May 30, 2009

Up (05/30/09)

Lettergrade: C

Pixar's Up has been getting a lot of four-star reviews. If we were talking only about the film's first 10 minutes - which beautifully encompass Carl's meeting, courtship and marriage to Elle (up to and including her passing) - I would agree completely: They're as poignant as any sequence Pixar has done previously. Unfortunately, though, those stellar 10 minutes are followed by a very strange movie which I must say I didn't much like. Mostly because of a bizarre lack of focus or cohesiveness: It's just too random and weird.

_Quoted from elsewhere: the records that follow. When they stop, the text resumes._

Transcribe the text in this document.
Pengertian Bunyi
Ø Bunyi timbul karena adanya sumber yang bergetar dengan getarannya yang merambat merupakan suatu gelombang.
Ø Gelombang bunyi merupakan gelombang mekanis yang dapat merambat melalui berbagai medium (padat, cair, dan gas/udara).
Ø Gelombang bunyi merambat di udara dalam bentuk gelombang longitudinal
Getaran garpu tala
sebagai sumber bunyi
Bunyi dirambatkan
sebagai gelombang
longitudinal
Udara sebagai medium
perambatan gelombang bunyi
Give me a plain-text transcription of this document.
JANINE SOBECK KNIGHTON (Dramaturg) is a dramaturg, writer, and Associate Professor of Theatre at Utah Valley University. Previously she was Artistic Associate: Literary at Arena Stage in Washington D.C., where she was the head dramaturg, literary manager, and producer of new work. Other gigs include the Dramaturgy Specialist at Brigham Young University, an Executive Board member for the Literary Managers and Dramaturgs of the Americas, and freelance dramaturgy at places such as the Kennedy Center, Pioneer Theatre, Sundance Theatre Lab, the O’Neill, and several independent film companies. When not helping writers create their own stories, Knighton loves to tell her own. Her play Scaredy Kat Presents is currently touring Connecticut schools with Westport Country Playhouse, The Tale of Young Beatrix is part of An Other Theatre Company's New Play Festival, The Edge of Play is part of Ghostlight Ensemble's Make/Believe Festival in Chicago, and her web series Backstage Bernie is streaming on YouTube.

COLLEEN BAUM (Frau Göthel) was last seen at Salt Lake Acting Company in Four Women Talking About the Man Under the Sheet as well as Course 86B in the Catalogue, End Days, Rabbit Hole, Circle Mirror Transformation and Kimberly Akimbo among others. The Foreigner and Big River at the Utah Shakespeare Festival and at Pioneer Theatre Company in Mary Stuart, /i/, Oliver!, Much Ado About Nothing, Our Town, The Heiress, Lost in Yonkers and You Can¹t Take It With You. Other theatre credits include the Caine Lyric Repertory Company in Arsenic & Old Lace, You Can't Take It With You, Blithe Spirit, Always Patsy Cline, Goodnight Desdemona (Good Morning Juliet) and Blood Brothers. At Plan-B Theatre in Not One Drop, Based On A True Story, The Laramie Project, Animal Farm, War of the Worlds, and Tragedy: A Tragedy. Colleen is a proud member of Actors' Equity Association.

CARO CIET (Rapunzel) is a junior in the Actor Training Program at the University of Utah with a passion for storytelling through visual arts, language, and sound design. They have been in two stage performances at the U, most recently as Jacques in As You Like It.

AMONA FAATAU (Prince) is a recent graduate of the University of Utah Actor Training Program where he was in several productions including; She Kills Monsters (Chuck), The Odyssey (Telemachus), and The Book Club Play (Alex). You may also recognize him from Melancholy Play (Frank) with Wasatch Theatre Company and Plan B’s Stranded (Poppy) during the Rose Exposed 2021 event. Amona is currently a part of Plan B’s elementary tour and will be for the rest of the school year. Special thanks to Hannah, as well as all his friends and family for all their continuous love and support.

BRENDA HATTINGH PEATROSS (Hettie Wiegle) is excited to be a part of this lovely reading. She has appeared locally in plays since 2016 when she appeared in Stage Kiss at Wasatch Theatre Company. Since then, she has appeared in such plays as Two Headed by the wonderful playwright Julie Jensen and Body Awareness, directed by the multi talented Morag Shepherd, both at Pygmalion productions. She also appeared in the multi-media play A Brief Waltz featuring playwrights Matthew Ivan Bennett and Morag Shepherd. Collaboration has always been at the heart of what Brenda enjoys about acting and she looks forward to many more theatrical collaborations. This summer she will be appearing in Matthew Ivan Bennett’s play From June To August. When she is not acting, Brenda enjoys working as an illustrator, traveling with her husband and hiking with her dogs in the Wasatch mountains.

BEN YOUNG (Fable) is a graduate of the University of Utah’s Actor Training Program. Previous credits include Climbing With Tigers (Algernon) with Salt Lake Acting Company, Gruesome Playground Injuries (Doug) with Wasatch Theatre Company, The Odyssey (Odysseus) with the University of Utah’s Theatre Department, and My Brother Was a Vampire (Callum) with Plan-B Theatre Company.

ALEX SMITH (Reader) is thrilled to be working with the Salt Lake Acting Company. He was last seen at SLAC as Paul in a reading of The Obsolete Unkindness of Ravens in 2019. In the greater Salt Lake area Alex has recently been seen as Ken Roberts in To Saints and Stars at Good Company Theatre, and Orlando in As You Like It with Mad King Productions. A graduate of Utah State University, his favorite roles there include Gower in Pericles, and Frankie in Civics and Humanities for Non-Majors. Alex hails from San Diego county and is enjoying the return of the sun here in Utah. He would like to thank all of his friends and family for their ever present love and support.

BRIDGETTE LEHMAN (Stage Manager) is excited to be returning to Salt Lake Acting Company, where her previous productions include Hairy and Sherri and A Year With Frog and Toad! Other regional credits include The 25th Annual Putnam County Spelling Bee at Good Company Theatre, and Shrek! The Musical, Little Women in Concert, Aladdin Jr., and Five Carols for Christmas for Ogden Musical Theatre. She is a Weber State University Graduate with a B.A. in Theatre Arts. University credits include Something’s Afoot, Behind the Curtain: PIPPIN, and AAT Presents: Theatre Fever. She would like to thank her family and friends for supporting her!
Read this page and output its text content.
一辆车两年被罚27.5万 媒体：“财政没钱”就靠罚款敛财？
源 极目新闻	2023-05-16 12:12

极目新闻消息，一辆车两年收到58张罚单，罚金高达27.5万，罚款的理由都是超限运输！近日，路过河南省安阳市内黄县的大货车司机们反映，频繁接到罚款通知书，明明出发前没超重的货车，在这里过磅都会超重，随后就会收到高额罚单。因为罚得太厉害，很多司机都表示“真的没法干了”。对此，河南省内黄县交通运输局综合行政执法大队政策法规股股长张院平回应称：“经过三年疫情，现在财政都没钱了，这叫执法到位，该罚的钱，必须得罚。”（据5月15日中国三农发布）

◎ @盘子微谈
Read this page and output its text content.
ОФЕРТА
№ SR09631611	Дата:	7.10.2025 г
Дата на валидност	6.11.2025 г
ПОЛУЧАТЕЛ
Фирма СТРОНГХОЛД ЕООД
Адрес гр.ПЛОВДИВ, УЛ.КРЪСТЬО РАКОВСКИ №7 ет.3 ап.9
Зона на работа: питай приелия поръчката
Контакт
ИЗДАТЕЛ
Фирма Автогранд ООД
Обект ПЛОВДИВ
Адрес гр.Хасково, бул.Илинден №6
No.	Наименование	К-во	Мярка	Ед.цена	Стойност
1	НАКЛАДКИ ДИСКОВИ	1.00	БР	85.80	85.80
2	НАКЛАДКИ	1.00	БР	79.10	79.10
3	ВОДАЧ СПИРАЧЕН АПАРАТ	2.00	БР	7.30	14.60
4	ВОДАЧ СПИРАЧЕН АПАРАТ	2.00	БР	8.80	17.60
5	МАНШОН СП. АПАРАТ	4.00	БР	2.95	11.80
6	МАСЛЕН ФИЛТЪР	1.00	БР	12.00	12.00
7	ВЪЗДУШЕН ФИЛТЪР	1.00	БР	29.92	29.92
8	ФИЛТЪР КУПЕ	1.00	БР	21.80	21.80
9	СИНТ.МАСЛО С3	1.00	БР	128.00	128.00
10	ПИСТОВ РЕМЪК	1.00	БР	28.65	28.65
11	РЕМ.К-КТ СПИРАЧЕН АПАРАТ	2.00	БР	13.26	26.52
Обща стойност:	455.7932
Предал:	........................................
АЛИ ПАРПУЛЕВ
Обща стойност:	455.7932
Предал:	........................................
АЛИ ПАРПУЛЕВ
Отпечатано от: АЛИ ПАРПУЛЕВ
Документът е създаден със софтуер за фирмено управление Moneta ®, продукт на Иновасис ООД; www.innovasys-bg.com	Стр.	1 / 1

After Elle is gone, Carl, a life-long balloon salesman, is having trouble adapting to life. He's about to be sent to a retirement home courtesy of a court order, and so he decides to do the only logical thing: He ties enough balloons to his house so that he can fly it and all his possessions off to South America in order to fulfill his wife's childhood dream of living on a large cliff-face next to a majestic waterfall. Okaaaaay, but then things get strange: They make it to South America easily enough, but once they get there, they need to walk the remaining several miles with the still-floating house tethered to their bodies. Meanwhile, they're being chased by vicious dogs who all wear robotic collars which allow them to speak English to each other. Meanwhile still, there's a very old adventurer, resembling Ted Turner but voiced by Christopher Plummer, living out in the jungle trying to accomplish a particular mission which he feels will revitalize his credibility. Um... Carl and Elle watched his news reels when they were kids... and the press notes say that Carl is 78 now. How old is Charles Muntz supposed to be, exactly? And why has he been living in South America for the last 60 some years on his own? Why would he want to?

Around the time the talking dogs showed up I found myself wondering just what the frig this movie was supposed to be about. Now that I've made it to the end and have had time to think about it, I still don't know. There are too many comic subplots which seem to be there for laughs and no other reason. It's like they had a bunch of ideas they really liked sitting around and they finally found a movie to park them all in. Maybe if they had done a scene where Carl drops a bunch of acid before the balloons lift his house off its foundation, the rest of the movie might be more explainable in a Wizard Of Oz kind of way.

As is, I can't help but give the film a very dark reading: Carl is flying his house off on a trip that will probably kill him, in order to park his home next to a waterfall where he will essentially starve and die. That's fine to do a story like that (hey, it's what Ice Age was about), but it is diluted with so much comic relief that this aspect of the story seems barely present in the finished film. And if Carl had opened the book that Elle gave him earlier in the flick, wouldn't most of the movie have been avoided? In the film's second half, he's remarkably spry for a 78 year old, running up the side of dirigibles, and swinging on ropes through the air.

"But John," I can hear some of you asking, " What do you expect, it's a goddamn cartoon!" Yes, but this is Pixar, creator of masterworks like Toy Story 2 and Ratatouille, meaning that it should probably be held to a higher standard, which I am. The most successful of their movies exploit a simple premise well: "when people are not around, toys have a life of their own", "a rat becomes an expert chef at a famous Parisian restaurant", etc. The less successful are more like Cars, which takes place in an alternate reality that is exactly like Earth as we know it, but the with autos existing in the place of humans. The premise is just so funky and unrelatable that it somewhat loses contact with reality. Or at least, it loses contact with me, which clearly hasn't hurt their business in the short term, but might in the long run if they keep making fluff like this and I finally wise up and stop buying a ticket to see it. At times, Up feels like a semi remake of Scent Of A Woman and Into The Wild with a dash or two of Bad Santa thrown in whenever the fat fuck kid does something.

I guess it is entertaining, but apart from the scenes with Elle at the beginning, the movie is more like a series of ideas rather than a story. In retrospect, I'm a little annoyed that they put such a great opening sequence in a movie that has so little else going for it. That's Dreamworks Animation type shit... Shrek, Madacascar, Monsters Vs. Aliens... Actually, scratch that: More recent DW efforts like Kung Fu Panda have had a bit more of a point. A familiar point that has been done before, yes, but at least it has one. Maybe there's something in Up about not living in the past and choosing to let go and move on when a certain segment of your life is over, but frankly I feel that's big stretch to impose some meaning onto a movie that doesn't seem to be interested in having any.